Sanierung a la Steinzeit

■ Das „Wohnbesitzprogramm“ des Senats am Beispiel von 150 Sanierungswohnungen in Neukölln / Sanierung mit Staatsknete auf dem Rücken der Mieter?

Bröckelnde Fassaden, verunsicherte Mieter und wechselnde Eigentümer in der Neuköllner Flughafenstraße 31 bis 39: Ein Drittel der 150 Wohnungen steht leer, ein Teil davon wurde sogar zerstört. Jetzt saniert die Firma „IHS-Planungs-GmbH“ von Peer Treyde die Häuser im sogenannten Wohnbesitzprogramm des Senates - also mit öffentlichen Geldern. „Wohnbesitzprogramm“ heißt, den Bewohnern wird nahegelegt, die Wohnungen nachher zu kaufen.

Ob das für die meist sozial schwachen Mieter das Richtige ist, bezweifelt selbst der Neuköllner Sanierungsstellenleiter, von Bülow. Im September beging eine 80jährige Frau in der Flughafenstraße Selbstmord. Sie lebte seit ihrer Geburt in dieser Wohnung, seit Jahren kümmerte sich kein Behördenvertreter um sie. Ihr wurde mit Kündigung gedroht, wenn sie der Modernisierung nicht zustimme. „Der Selbstmord hat mit der Sanierung nichts zu tun“, meinte der zuständige Sachbearbeiter beim Bausenator, Tepas.

Ein Drittel der Bewohner in dem Block lebt unter dem Existenzminimum, 78 Prozent sind Ausländer, ein Viertel mußte schon mehrmals wegen einer Sanierung die Wohnung wechseln, die meisten Wohnungen sind überbelegt, stellte die Mieterberatung ASM 1986 fest. Die Häuser gehörten bis vor neun Jahren der landeseigenen „Stadt&Land“, die sie auf Weisung des Senats an die Abschreibungsgesellschaft „Grundwert“ verkaufte. Die „Grundwert“ wiederum wollte die Häuser ohne Sozialplan modernisieren. Das heißt: keine Mieterberatung, keine Umzugsgelder, keine Entschädigung für mietereigene Einbauten. Der Bezirk legte Veto ein. Nach zweieinhalb ergebnislosen Jahren verkaufte die „Grundwert“ schließlich alles weit über dem Verkehrswert an die „IMCON Immobilienanlagen-GmbH“.

Aber nicht die IMCON sanierte, sondern damit beauftragte Senatsvertreter Tepas die „IHS-Planungs-GmbH“ von Peer Treyde. Treyde macht praktischerweise die „unabhängige“ Mieterberatung gleich selbst. Der in Neukölln zuständigen ASM, die kurzzeitig tätig war, wurde der Auftrag wieder entzogen.
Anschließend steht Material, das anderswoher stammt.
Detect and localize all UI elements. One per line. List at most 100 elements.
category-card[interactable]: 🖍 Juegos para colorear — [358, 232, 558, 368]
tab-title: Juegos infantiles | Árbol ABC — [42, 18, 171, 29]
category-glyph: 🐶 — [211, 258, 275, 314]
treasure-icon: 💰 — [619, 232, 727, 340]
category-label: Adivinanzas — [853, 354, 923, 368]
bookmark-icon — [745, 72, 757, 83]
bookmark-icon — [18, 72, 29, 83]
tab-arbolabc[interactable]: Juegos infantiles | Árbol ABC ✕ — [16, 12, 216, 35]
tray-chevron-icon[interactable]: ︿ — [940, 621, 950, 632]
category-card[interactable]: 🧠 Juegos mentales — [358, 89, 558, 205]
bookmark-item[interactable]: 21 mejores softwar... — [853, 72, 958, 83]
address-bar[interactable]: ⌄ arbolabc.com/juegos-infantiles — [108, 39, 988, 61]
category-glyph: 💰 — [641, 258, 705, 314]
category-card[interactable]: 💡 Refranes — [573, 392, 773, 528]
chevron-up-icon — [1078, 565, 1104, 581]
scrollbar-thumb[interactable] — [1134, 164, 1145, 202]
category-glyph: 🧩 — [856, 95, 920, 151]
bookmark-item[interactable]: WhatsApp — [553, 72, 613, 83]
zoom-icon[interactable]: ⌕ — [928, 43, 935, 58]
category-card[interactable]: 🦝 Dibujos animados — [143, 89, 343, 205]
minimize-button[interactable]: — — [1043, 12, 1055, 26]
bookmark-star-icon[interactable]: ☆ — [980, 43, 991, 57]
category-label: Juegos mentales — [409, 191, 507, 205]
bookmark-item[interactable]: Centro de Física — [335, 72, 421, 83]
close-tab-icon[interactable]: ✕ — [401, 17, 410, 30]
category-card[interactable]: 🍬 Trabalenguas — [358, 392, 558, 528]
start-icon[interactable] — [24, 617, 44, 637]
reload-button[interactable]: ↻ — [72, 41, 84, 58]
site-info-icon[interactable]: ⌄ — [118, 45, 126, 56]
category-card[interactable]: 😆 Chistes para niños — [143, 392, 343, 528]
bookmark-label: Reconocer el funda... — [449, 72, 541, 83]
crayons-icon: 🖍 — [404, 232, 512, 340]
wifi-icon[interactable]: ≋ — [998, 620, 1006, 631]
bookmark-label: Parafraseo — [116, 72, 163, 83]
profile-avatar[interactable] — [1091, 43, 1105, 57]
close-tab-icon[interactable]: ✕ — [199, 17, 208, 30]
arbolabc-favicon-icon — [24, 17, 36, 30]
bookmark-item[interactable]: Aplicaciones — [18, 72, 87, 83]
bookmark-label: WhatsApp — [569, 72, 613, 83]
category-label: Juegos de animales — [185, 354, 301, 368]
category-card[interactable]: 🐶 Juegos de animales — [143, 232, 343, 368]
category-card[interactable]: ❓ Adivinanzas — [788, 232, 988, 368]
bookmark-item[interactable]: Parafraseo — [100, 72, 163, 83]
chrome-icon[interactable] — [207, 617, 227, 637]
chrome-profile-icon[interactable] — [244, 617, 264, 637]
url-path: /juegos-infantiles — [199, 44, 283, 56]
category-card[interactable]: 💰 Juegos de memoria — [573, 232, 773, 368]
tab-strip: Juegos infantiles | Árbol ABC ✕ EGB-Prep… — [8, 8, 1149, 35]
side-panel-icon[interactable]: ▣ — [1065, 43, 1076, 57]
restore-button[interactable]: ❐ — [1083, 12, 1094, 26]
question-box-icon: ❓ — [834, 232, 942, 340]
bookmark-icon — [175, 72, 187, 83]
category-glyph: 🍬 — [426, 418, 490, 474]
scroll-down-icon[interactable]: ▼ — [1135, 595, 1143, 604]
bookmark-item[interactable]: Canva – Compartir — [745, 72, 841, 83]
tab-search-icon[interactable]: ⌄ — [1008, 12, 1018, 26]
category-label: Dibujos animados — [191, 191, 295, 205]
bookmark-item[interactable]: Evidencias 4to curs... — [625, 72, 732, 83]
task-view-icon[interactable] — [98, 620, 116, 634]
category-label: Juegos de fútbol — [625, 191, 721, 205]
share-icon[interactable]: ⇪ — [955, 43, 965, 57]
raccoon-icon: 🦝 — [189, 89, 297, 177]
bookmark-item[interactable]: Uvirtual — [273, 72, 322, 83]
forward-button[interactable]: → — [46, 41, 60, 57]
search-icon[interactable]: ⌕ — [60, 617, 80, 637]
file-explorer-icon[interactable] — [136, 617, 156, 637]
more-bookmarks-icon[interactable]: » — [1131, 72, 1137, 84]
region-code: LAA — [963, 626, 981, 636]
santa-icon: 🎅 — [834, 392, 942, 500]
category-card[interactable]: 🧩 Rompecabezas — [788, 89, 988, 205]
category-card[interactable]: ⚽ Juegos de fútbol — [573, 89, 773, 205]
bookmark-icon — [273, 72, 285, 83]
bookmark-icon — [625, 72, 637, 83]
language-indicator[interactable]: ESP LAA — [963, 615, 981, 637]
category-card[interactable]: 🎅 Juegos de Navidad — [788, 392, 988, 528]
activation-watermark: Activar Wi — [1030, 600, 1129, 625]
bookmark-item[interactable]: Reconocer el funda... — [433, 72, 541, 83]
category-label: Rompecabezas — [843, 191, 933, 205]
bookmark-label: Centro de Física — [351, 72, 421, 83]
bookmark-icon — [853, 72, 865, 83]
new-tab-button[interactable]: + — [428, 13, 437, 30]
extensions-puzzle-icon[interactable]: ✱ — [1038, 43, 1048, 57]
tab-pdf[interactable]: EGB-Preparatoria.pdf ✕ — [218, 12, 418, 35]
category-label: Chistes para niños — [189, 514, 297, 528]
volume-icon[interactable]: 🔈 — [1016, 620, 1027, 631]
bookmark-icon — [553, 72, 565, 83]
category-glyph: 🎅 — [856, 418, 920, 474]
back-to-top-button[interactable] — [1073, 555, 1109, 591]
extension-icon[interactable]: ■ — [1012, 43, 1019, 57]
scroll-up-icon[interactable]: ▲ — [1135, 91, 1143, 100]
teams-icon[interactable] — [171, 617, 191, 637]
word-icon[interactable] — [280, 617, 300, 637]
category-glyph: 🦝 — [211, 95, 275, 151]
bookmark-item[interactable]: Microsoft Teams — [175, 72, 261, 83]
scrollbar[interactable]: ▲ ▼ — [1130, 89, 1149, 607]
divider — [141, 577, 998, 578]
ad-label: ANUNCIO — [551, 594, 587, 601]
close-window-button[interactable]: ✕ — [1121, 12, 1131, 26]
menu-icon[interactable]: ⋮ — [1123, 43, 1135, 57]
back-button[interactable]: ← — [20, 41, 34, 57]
Treyde ist darüber hinaus Treuhänder des Senates für die Grundstücke und auch bauausführender Architekt eine für die Mieter problematische Interessenverquickung. „Wenn das Bezirksamt die Beratung so gemacht hätte wie Treyde, wären wir aus den Häusern rückwärts wieder rausgeflogen“, meint von Bülow. Und: 5,70 Mark kalt wird der Quadratmeter nachher kosten, falls die Mieter ihre Wohnung nicht kaufen. Es gibt immer noch keinen Sozialplan und nicht einmal Mietminderung während der Bauzeit. Eine Modernisierung mit den ansonsten in Berlin üblichen Konditionen - Sozialplan und eine Miete von 4,40 Mark - sei wegen des hohen Verkehrswertes der Grundstücke nicht möglich gewesen, sagt Neuköllns Baustadtrat Branoner (CDU).
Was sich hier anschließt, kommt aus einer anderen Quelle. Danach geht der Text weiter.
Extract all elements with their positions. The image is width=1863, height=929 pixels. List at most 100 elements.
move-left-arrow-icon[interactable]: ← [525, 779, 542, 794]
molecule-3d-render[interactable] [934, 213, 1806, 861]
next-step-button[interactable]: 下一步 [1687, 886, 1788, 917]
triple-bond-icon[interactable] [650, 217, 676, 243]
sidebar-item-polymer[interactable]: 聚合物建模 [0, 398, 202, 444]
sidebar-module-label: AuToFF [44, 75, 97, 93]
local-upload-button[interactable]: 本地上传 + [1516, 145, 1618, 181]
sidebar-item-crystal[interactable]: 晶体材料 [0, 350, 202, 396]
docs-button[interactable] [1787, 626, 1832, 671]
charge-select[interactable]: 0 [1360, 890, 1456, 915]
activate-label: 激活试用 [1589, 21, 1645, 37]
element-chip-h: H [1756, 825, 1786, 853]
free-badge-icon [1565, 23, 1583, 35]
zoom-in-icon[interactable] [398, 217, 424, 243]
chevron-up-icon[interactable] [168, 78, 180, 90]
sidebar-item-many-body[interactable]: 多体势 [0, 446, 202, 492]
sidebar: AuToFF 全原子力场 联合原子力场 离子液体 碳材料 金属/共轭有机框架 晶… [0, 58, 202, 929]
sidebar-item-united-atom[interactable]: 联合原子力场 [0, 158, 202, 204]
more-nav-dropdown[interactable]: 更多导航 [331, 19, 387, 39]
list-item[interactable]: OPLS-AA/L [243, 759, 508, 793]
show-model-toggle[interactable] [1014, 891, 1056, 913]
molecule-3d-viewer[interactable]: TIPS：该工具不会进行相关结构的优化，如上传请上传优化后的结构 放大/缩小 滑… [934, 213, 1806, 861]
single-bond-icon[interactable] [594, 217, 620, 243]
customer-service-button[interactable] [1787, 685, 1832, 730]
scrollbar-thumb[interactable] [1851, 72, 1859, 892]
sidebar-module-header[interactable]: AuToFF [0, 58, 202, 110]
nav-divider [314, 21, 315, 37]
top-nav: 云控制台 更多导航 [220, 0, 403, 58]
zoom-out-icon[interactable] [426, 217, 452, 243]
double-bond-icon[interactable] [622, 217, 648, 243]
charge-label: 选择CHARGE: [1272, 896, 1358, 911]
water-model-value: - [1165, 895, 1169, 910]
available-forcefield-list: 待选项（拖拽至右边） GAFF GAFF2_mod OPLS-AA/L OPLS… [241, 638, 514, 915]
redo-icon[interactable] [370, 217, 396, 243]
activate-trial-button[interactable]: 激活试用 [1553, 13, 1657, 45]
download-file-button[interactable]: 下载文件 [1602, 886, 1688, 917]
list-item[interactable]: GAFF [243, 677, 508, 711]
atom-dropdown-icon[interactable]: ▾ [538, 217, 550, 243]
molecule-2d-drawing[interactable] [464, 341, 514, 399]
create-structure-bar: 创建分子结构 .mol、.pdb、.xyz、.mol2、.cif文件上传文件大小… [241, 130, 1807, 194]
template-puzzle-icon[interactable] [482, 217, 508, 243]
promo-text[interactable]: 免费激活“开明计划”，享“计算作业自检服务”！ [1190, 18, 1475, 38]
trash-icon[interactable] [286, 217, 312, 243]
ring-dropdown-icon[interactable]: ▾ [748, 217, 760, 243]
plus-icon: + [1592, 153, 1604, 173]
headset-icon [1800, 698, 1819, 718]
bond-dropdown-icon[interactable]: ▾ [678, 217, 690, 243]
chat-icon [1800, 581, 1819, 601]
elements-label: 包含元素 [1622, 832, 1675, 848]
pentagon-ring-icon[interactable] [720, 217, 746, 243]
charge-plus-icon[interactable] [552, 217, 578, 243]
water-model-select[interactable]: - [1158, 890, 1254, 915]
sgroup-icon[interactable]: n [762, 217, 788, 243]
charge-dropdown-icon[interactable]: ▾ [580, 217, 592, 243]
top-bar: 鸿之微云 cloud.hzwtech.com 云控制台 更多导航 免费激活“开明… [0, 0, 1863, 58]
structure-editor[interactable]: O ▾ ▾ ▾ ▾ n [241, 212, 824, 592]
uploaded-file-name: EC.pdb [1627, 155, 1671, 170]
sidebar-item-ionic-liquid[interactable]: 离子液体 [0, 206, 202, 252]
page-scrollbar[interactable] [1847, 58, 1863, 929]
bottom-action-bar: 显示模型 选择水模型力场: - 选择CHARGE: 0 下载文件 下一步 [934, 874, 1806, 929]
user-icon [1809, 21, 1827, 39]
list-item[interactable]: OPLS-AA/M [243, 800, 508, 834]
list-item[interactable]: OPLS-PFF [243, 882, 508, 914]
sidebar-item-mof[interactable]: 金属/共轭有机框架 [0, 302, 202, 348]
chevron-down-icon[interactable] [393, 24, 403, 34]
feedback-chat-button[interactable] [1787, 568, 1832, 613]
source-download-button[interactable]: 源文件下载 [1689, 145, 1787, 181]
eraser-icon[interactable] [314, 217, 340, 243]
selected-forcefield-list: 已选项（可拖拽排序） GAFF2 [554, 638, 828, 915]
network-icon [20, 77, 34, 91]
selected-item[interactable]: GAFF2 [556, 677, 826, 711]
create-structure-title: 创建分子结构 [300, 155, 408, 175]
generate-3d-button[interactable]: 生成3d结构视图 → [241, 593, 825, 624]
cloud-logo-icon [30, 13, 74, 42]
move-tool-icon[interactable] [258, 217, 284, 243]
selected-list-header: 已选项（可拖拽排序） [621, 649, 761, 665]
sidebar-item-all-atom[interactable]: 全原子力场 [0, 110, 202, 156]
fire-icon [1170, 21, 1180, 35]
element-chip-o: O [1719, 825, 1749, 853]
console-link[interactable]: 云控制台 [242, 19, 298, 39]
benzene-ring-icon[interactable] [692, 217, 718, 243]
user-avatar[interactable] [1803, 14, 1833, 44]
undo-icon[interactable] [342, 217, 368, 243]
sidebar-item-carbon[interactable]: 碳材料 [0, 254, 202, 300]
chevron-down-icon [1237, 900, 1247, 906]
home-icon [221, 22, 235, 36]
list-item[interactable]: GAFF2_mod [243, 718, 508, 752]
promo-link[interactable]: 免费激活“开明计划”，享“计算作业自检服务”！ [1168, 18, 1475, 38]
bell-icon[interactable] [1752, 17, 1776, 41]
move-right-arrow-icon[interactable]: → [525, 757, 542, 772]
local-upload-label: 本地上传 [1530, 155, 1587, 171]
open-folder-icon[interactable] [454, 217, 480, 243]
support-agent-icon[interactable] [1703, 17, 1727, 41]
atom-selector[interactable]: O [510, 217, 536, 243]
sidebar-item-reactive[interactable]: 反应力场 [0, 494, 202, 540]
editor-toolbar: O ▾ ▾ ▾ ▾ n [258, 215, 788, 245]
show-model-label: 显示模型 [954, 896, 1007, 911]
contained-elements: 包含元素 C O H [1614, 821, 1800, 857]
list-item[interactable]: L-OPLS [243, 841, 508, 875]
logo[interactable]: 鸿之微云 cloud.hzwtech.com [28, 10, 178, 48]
Ein rosigeres Bild malt Senatsvertreter Tepas. Die Mieter, die ihre Wohnung erwerben - nachdem sie teilweise jahrzehntelang Miete für die Behausungen löhnten - , könnten durch Steuerersparnis immerhin auf eine Miete um die vier Mark kommen. Zu den gleichen Bedingungen könne auch die IMCON die nicht verkauften Wohnungen behalten und sie für 5,70 Mark vermieten - das sei dann deren Gewinn, so Tepas weiter. Für die Mieterberatung sei Treyde als Baufachmann hervorragend geeignet. Interessensgegensätze sah Tepas nicht, schließlich sei Treyde „nur“ Treuhänder und Architekt, nicht Eigentümer. Allerdings werden Briefe von Treuhänder Treyde und der Eigentümerin IMCON von der gleichen Sekretärin unterschrieben.

Fachmann ist Treyde mit Sicherheit: Er saniert allein in Neukölln noch einige hundert Wohnungen - ohne Sozialplan mit öffentlichen Mitteln.